There are some specialty high-flow nasal cannula systems that can deliver up to 10 LPM of oxygen. However, traditional nasal cannulas connected to wall oxygen supply are limited to 6 LPM maximum for safety and efficacy.

Flow rates above 6 LPM would necessitate switching to a higher-capacity oxygen delivery device such as a non-rebreather face mask.

## Checking For Accuracy

It’s important to periodically validate that the prescribed LPM rate on the oxygen source matches the LPM delivery to the patient. This helps ensure patient safety.

Some ways to check for accuracy include:

• Use a flowmeter attached to the tubing to verify flow rate
• Perform periodic maintenance and calibration checks on oxygen equipment
• Visually confirm flow rate on oxygen source flowmeter
• Change cannula tubing regularly as cracks can alter flow
• Monitor patient’s oxygenation status and increase rate if needed

Ensuring proper oxygen flow helps avoid potentially hazardous hypoxemia if a device malfunctions unnoticed.

## Risks of Excessive Oxygen Delivery

While oxygen is critical for patients in respiratory distress, excessive delivery does carry some risks:

### Oxygen Toxicity

At very high concentrations, oxygen can have toxic effects on the lungs. This risk mainly occurs with prolonged use of extremely high oxygen levels.

### Respiratory Depression

Excess oxygen may cause a temporary decrease in breathing drive. This is usually only a concern in patients with chronic CO2 retention issues.

### Absorption Atelectasis

The nitrogen in room air helps keep alveoli inflated. Replacing nitrogen with high concentrations of oxygen can cause alveolar collapse.

### Oxygen Fire Risk

High-flow oxygen greatly increases fire risk from cigarettes, sparks, electrical equipment, and other ignition sources. Fire precautions are essential.

To minimize adverse effects, the lowest flow rate needed to maintain adequate oxygenation should be utilized.
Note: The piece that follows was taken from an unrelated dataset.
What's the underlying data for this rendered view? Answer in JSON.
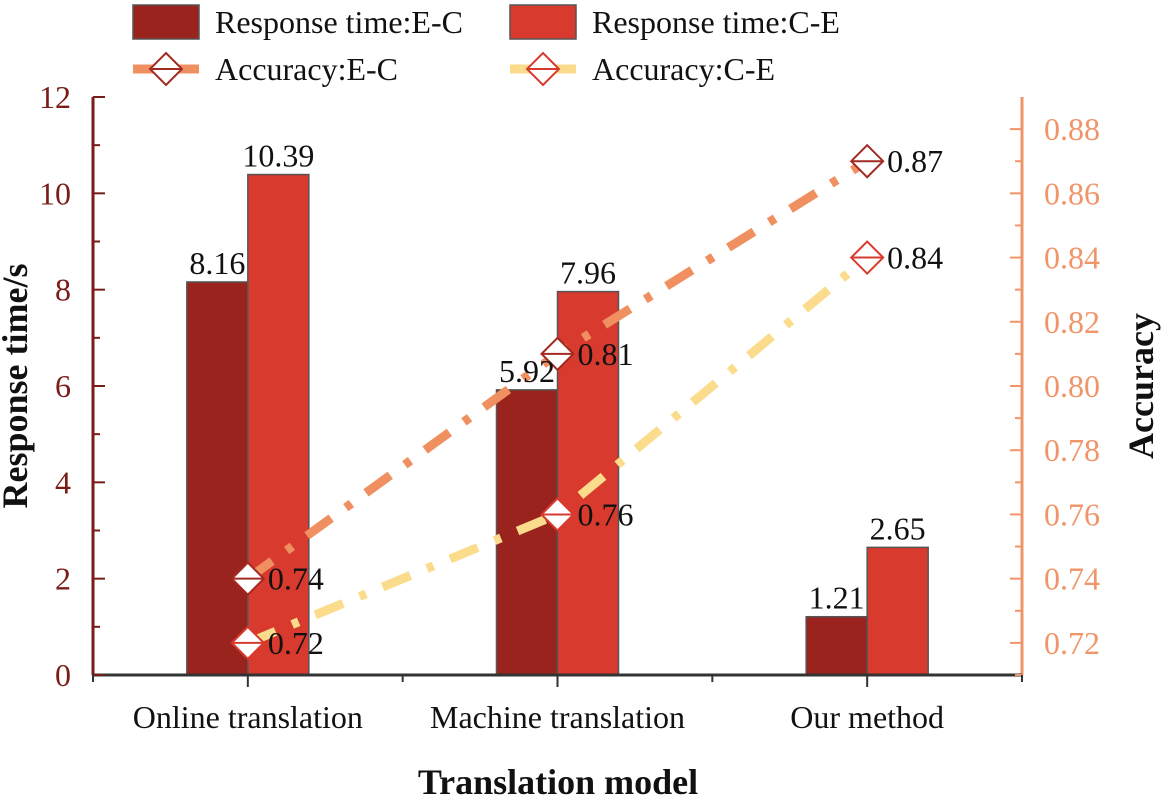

Some benefits of using nasal cannulas for oxygen delivery include:

• Can provide sufficient oxygen for moderate hypoxemia
• Lightweight and comfortable for prolonged use
• Flow rate can be adjusted easily based on need
• Allows for eating, drinking, and communication
• Lower risk of claustrophobia compared to masks
• Less drying to nasal passages than high-flow options
• Relatively low cost disposable devices

The adjustable flow and patient tolerance makes nasal cannulas an excellent choice for many situations requiring supplementary oxygen over hours or days.
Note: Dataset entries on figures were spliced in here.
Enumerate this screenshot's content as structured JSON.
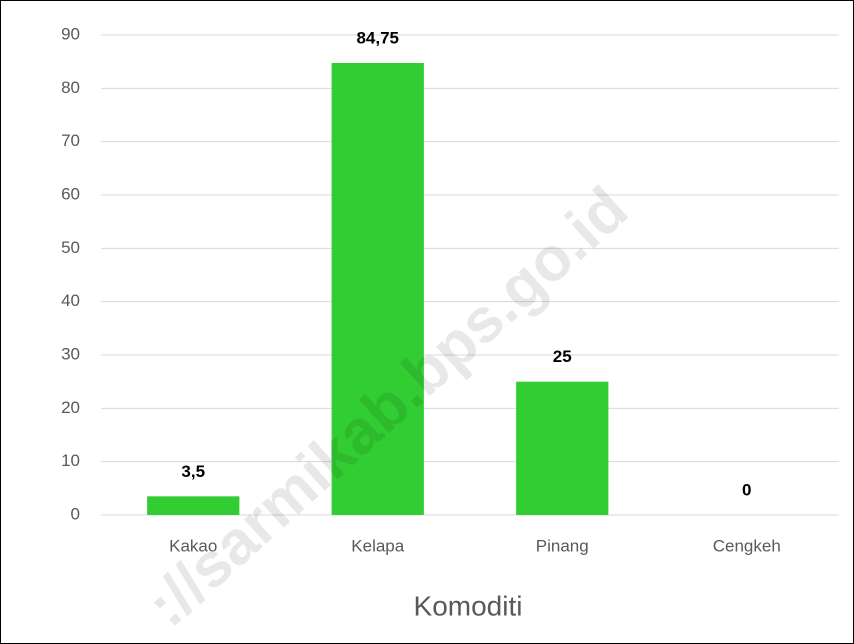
{
  "chart_data": {
    "type": "bar",
    "x_label": "Komoditi",
    "categories": [
      "Kakao",
      "Kelapa",
      "Pinang",
      "Cengkeh"
    ],
    "values": [
      3.5,
      84.75,
      25,
      0
    ],
    "value_labels": [
      "3,5",
      "84,75",
      "25",
      "0"
    ],
    "color": "#32cd32",
    "ylim": [
      0,
      90
    ],
    "yticks": [
      0,
      10,
      20,
      30,
      40,
      50,
      60,
      70,
      80,
      90
    ],
    "grid": true,
    "watermark": "://sarmikab.bps.go.id"
  }
}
## Limitations of Nasal Cannulas

Some drawbacks and limitations of nasal cannulas include:

• Unable to deliver oxygen concentrations above 40%
• Not suitable for severe hypoxemia
• Oxygen delivery affected by nasal congestion or anatomical defects
• Air entrainment can dilute oxygen concentration
• Titration to determine proper flow rate can be complex
• Drying of nasal passages at higher flow rates
• Dislodgement of cannula can occur accidentally

For low-to-moderate oxygen needs, nasal cannulas are an excellent option. For critical patients requiring high concentrations, a delivery device such as a non-rebreather mask would be preferable.

### 1. Are there risks from too much oxygen through a nasal cannula?
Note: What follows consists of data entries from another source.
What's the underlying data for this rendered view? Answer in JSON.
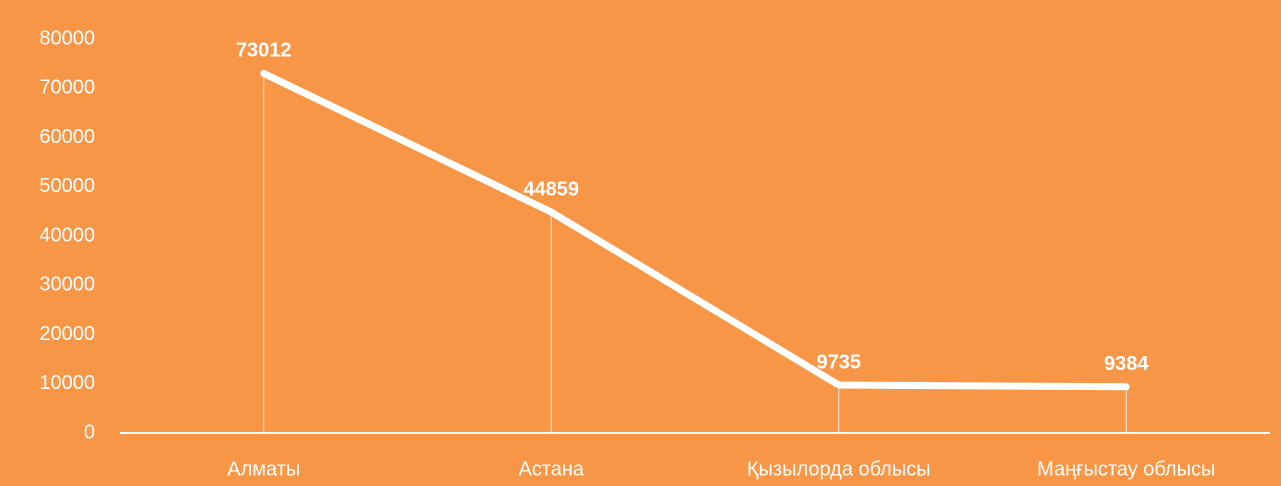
{
  "chart_data": {
    "type": "line",
    "categories": [
      "Алматы",
      "Астана",
      "Қызылорда облысы",
      "Маңғыстау облысы"
    ],
    "values": [
      73012,
      44859,
      9735,
      9384
    ],
    "color": "#ffffff",
    "background": "#f79646",
    "ylim": [
      0,
      80000
    ],
    "yticks": [
      0,
      10000,
      20000,
      30000,
      40000,
      50000,
      60000,
      70000,
      80000
    ],
    "data_labels": true,
    "drop_lines": true
  }
}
Yes, excessive oxygen delivery can potentially lead to oxygen toxicity, respiratory depression, atelectasis lung collapse, and increased fire hazard. The lowest flow rate to maintain appropriate oxygenation should always be utilized.

### 2. What are some signs my oxygen flow rate may need to be increased?

Persistent low oxygen saturation levels below the target range, increased shortness of breath compared to baseline, decreased exercise tolerance, impaired cognition, headaches, and elevated heart rate can indicate the oxygen flow rate may need to go up.

## Conclusion

Nasal cannulas can deliver a wide range of oxygen flow rates, typically 1-6 liters per minute. This provides approximately 1,440 – 8,640 liters of oxygen per day. Flow is titrated based on oxygen needs but does not usually exceed 6 LPM due to equipment limitations and safety concerns. Periodic monitoring and equipment checks help ensure proper oxygen delivery. While nasal cannulas have some limitations, they are an easy-to-use and effective method for providing supplemental oxygen to many patients with hypoxemia.